His extravagant expenditure on materials essential for his various artistic ventures and negligible interesting financial matters meant that Smith was always broke and in need of support. He was a notorious freeloader who nevertheless enjoyed the unquestioned beneficence of a number of people during his life; notably the writer and filmmaker Jonas Mekas and famed beat poet Allen Ginsberg. And when Ginsberg was unable to support Smith anymore, he approached The Grateful Dead’s manager about a possible grant from the band’s Rex Foundation. Forever grateful to Smith for the Anthology Of American Folk Music Jerry Garcia agreed to give him a grant of $10,000 a year. As influential as some of his work proved to be, official accolades were a rarity for a non-conformist outsider like Smith, but in later life he did receive a Grammy — a Special Merit Award, in 1991 — and that same year found him living at The Chelsea Hotel in New York, where he died the following year from bleeding ulcers and cardiac arrest, aged 68. That he’d lived that long was considered by some to be one of his greatest achievements. The speakers at his memorial service included Allen Ginsberg, Patti Smith and Dave Van Ronk.

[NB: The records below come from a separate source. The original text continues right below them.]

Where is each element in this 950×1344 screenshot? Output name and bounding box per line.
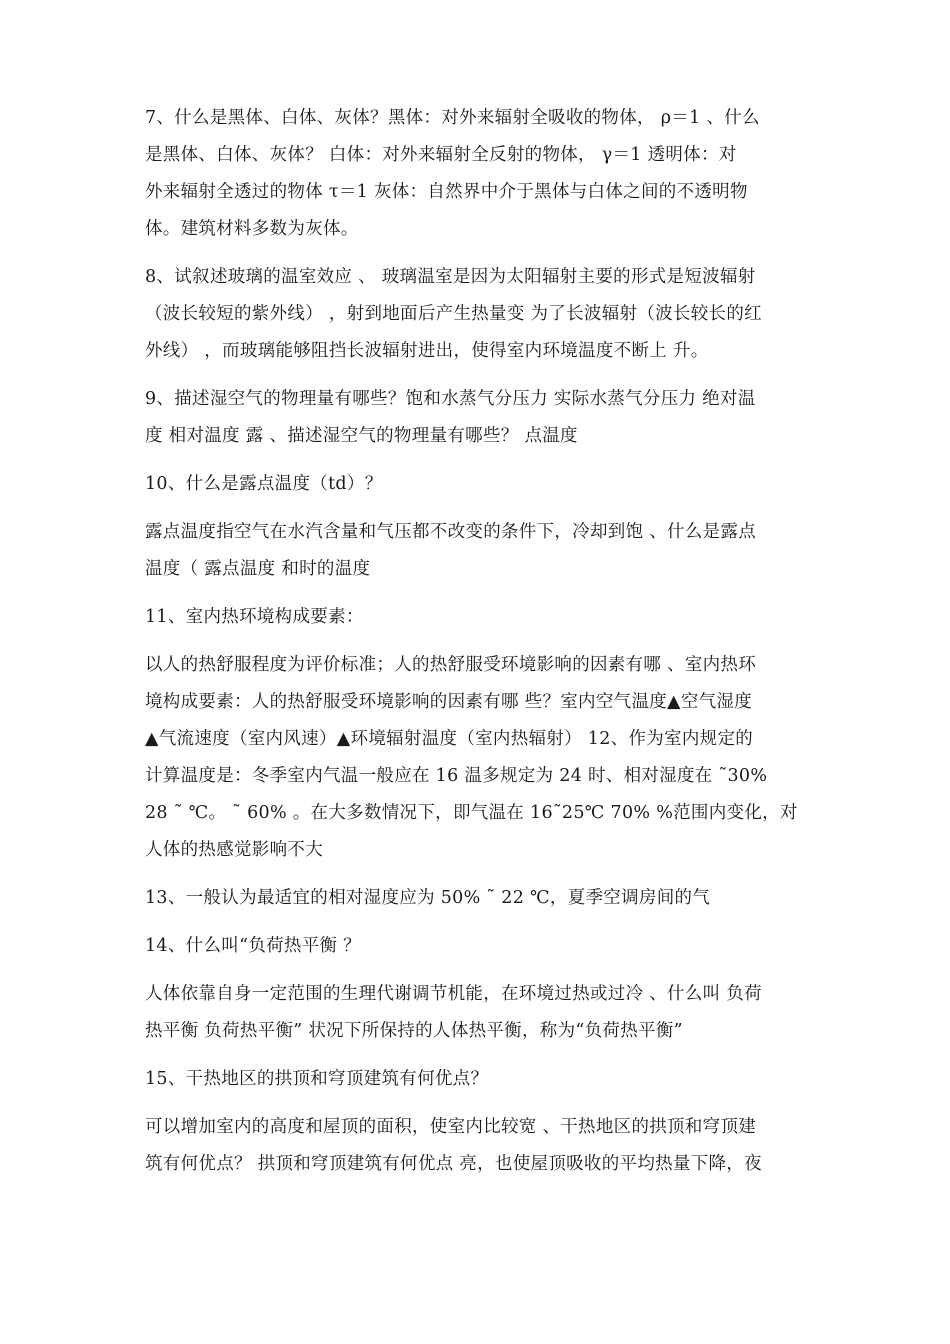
text-line: 人体依靠自身一定范围的生理代谢调节机能，在环境过热或过冷 、什么叫 负荷: [145, 984, 762, 1004]
text-line: 15、干热地区的拱顶和穹顶建筑有何优点？: [145, 1069, 489, 1089]
paragraph-q15-answer: [145, 1109, 810, 1183]
text-line: 以人的热舒服程度为评价标准；人的热舒服受环境影响的因素有哪 、室内热环: [145, 655, 757, 675]
text-line: 13、一般认为最适宜的相对湿度应为 50% ˜ 22 ℃，夏季空调房间的气: [145, 888, 711, 908]
text-line: 外线） ，而玻璃能够阻挡长波辐射进出，使得室内环境温度不断上 升。: [145, 341, 709, 361]
text-line: 外来辐射全透过的物体 τ＝1 灰体：自然界中介于黑体与白体之间的不透明物: [145, 182, 748, 202]
text-line: （波长较短的紫外线） ，射到地面后产生热量变 为了长波辐射（波长较长的红: [145, 304, 762, 324]
paragraph-q14-answer: [145, 976, 810, 1050]
text-line: 14、什么叫“负荷热平衡 ？: [145, 936, 361, 956]
text-line: 温度（ 露点温度 和时的温度: [145, 559, 371, 579]
text-line: 热平衡 负荷热平衡” 状况下所保持的人体热平衡，称为“负荷热平衡”: [145, 1021, 683, 1041]
text-line: 是黑体、白体、灰体？ 白体：对外来辐射全反射的物体， γ＝1 透明体：对: [145, 145, 737, 165]
paragraph-q10-answer: [145, 514, 810, 588]
text-line: 可以增加室内的高度和屋顶的面积，使室内比较宽 、干热地区的拱顶和穹顶建: [145, 1117, 757, 1137]
paragraph-q7: [145, 100, 810, 248]
text-line: 体。建筑材料多数为灰体。: [145, 219, 359, 239]
paragraph-q8: [145, 259, 810, 370]
paragraph-q10-heading: [145, 466, 810, 503]
paragraph-q14-heading: [145, 928, 810, 965]
text-line: 28 ˜ ℃。 ˜ 60% 。在大多数情况下，即气温在 16˜25℃ 70% %范围内变化，对: [145, 803, 798, 823]
paragraph-q15-heading: [145, 1061, 810, 1098]
document-body: [145, 100, 810, 1194]
text-line: 11、室内热环境构成要素：: [145, 607, 364, 627]
paragraph-q13: [145, 880, 810, 917]
text-line: 境构成要素：人的热舒服受环境影响的因素有哪 些？室内空气温度▲空气湿度: [145, 692, 753, 712]
text-line: 计算温度是：冬季室内气温一般应在 16 温多规定为 24 时、相对湿度在 ˜30%: [145, 766, 768, 786]
text-line: 度 相对温度 露 、描述湿空气的物理量有哪些？ 点温度: [145, 426, 578, 446]
paragraph-q9: [145, 381, 810, 455]
text-line: ▲气流速度（室内风速）▲环境辐射温度（室内热辐射） 12、作为室内规定的: [145, 729, 754, 749]
paragraph-q11-heading: [145, 599, 810, 636]
text-line: 9、描述湿空气的物理量有哪些？饱和水蒸气分压力 实际水蒸气分压力 绝对温: [145, 389, 756, 409]
text-line: 8、试叙述玻璃的温室效应 、 玻璃温室是因为太阳辐射主要的形式是短波辐射: [145, 267, 756, 287]
text-line: 10、什么是露点温度（td）？: [145, 474, 383, 494]
text-line: 7、什么是黑体、白体、灰体？黑体：对外来辐射全吸收的物体， ρ＝1 、什么: [145, 108, 760, 128]
paragraph-q11-answer: [145, 647, 810, 869]
text-line: 筑有何优点？ 拱顶和穹顶建筑有何优点 亮，也使屋顶吸收的平均热量下降，夜: [145, 1154, 762, 1174]
text-line: 人体的热感觉影响不大: [145, 840, 323, 860]
text-line: 露点温度指空气在水汽含量和气压都不改变的条件下，冷却到饱 、什么是露点: [145, 522, 757, 542]
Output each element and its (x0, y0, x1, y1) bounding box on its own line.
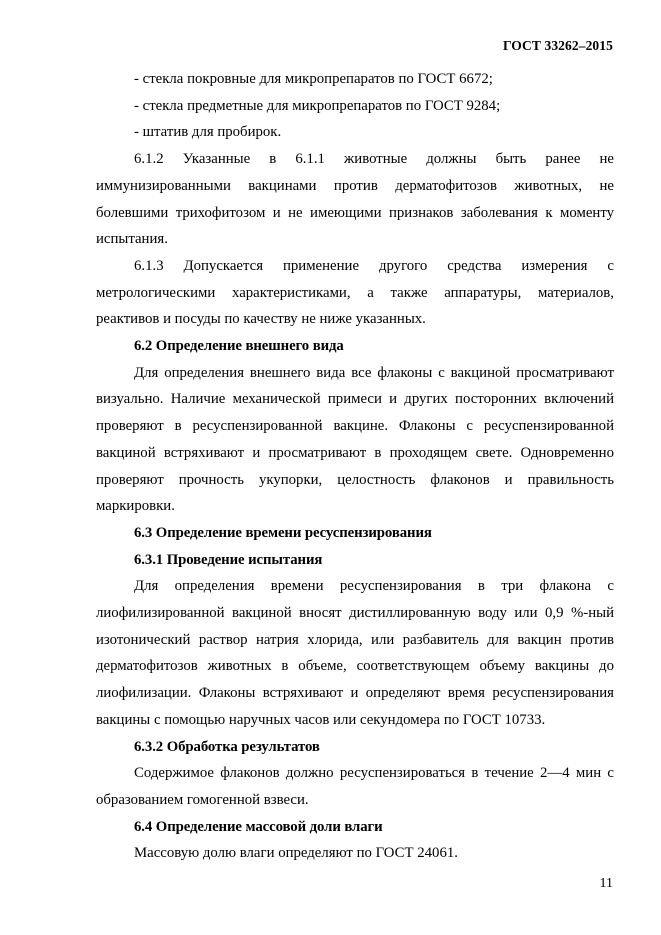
page-number: 11 (599, 876, 613, 891)
document-header-standard: ГОСТ 33262–2015 (502, 38, 613, 53)
paragraph: Массовую долю влаги определяют по ГОСТ 24061. (134, 845, 458, 862)
document-body (96, 66, 614, 867)
subsection-heading: 6.3.2 Обработка результатов (134, 738, 320, 755)
paragraph: 6.1.2 Указанные в 6.1.1 животные должны быть ранее не иммунизированными вакцинами против дерматофитозов животных, не болевшими трихофитозом и не имеющими признаков заболевания к моменту испытания. (96, 151, 614, 248)
section-heading: 6.2 Определение внешнего вида (134, 338, 344, 355)
paragraph: Для определения времени ресуспензирования в три флакона с лиофилизированной вакциной вносят дистиллированную воду или 0,9 %-ный изотонический раствор натрия хлорида, или разбавитель для вакцин против дерматофитозов животных в объеме, соответствующем объему вакцины до лиофилизации. Флаконы встряхивают и определяют время ресуспензирования вакцины с помощью наручных часов или секундомера по ГОСТ 10733. (96, 578, 614, 728)
section-heading: 6.3 Определение времени ресуспензирования (134, 524, 432, 541)
list-item: - стекла покровные для микропрепаратов по ГОСТ 6672; (134, 71, 493, 87)
list-item: - стекла предметные для микропрепаратов по ГОСТ 9284; (134, 97, 501, 114)
section-heading: 6.4 Определение массовой доли влаги (134, 818, 383, 835)
subsection-heading: 6.3.1 Проведение испытания (134, 551, 323, 568)
paragraph: Содержимое флаконов должно ресуспензироваться в течение 2—4 мин с образованием гомогенной взвеси. (96, 765, 614, 808)
paragraph: Для определения внешнего вида все флаконы с вакциной просматривают визуально. Наличие механической примеси и других посторонних включений проверяют в ресуспензированной вакцине. Флаконы с ресуспензированной вакциной встряхивают и просматривают в проходящем свете. Одновременно проверяют прочность укупорки, целостность флаконов и правильность маркировки. (96, 364, 614, 515)
paragraph: 6.1.3 Допускается применение другого средства измерения с метрологическими характеристиками, а также аппаратуры, материалов, реактивов и посуды по качеству не ниже указанных. (96, 257, 614, 328)
list-item: - штатив для пробирок. (134, 124, 282, 141)
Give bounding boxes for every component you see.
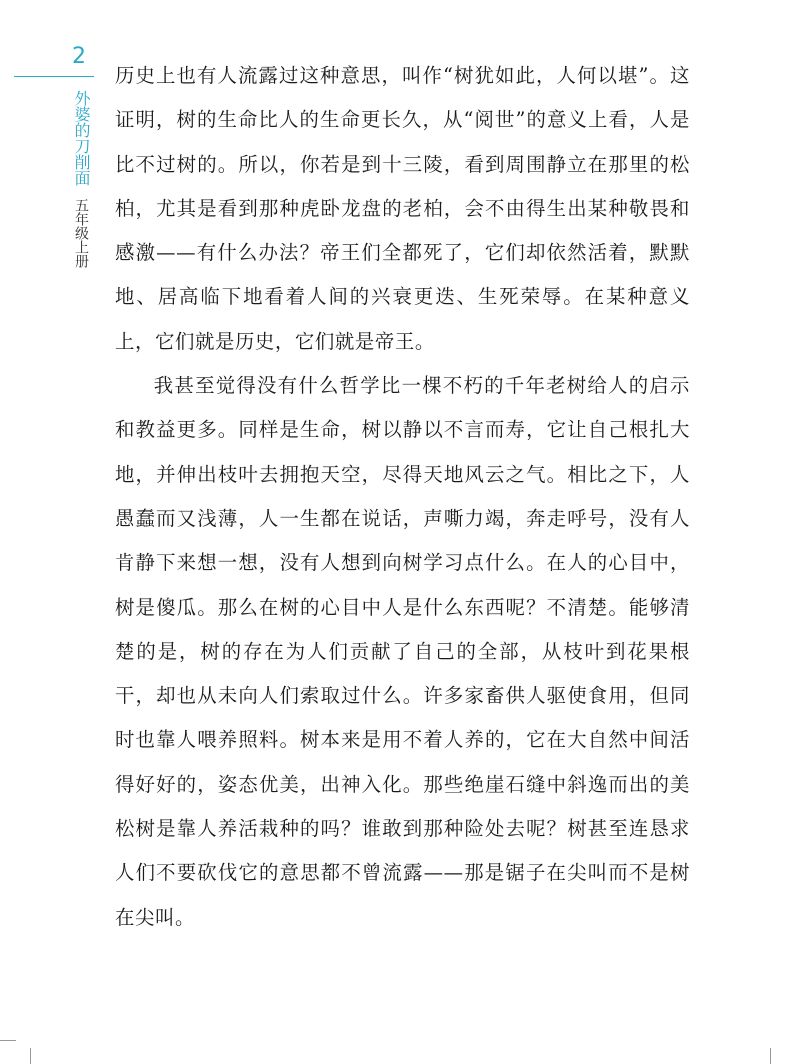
running-head-rule [14,76,94,77]
page-number: 2 [72,44,86,69]
crop-mark-left-horizontal [0,1040,16,1041]
running-head-grade: 五年级上册 [73,198,89,268]
paragraph-1: 历史上也有人流露过这种意思，叫作“树犹如此，人何以堪”。这证明，树的生命比人的生命更长久，从“阅世”的意义上看，人是比不过树的。所以，你若是到十三陵，看到周围静立在那里的松柏，尤其是看到那种虎卧龙盘的老柏，会不由得生出某种敬畏和感激——有什么办法？帝王们全都死了，它们却依然活着，默默地、居高临下地看着人间的兴衰更迭、生死荣辱。在某种意义上，它们就是历史，它们就是帝王。 [115,64,690,353]
paragraph-2: 我甚至觉得没有什么哲学比一棵不朽的千年老树给人的启示和教益更多。同样是生命，树以静以不言而寿，它让自己根扎大地，并伸出枝叶去拥抱天空，尽得天地风云之气。相比之下，人愚蠢而又浅薄，人一生都在说话，声嘶力竭，奔走呼号，没有人肯静下来想一想，没有人想到向树学习点什么。在人的心目中，树是傻瓜。那么在树的心目中人是什么东西呢？不清楚。能够清楚的是，树的存在为人们贡献了自己的全部，从枝叶到花果根干，却也从未向人们索取过什么。许多家畜供人驱使食用，但同时也靠人喂养照料。树本来是用不着人养的，它在大自然中间活得好好的，姿态优美，出神入化。那些绝崖石缝中斜逸而出的美松树是靠人养活栽种的吗？谁敢到那种险处去呢？树甚至连恳求人们不要砍伐它的意思都不曾流露——那是锯子在尖叫而不是树在尖叫。 [115,374,690,929]
body-text [115,54,690,940]
crop-mark-right-vertical [770,1048,771,1064]
running-head-title: 外婆的刀削面 [72,90,91,186]
crop-mark-left-vertical [30,1048,31,1064]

I have in this review, you will deduce, only skimmed the surface of this enigmatic subject. Harry Smith emerges from this absorbing book as an impulsive, unwitting mover and shaker, half-mad genius, occasionally charming, often thoroughly objectionable, sociopathic, and yet as a result of his many achievements, able to command the respect and admiration of generations of musicians, filmmakers, artists and creative Bohemians. His life was a chaotic blizzard of obsessions pursued with a manic ferocity and a fierce intelligence but blighted by a self-destructive disposition that for the most part left him forever outside the mainstream of popular culture and without a comprehensive legacy. John Szwed does a remarkable job in re-positioning Smith and his work within the context of the cultural history of post-war America, and is a compulsive reminder that beneath the veneer of popular and homogenised social history that is thrown our way these days lies a neglected, profoundly influential world that is fascinating and deeply strange.
*
Published by Farrar, Strauss and Giroux, ‘Cosmic Scholar: The Life and Times of Harry Smith’ is out now in hardback, or available to preorder in paperback, out in September.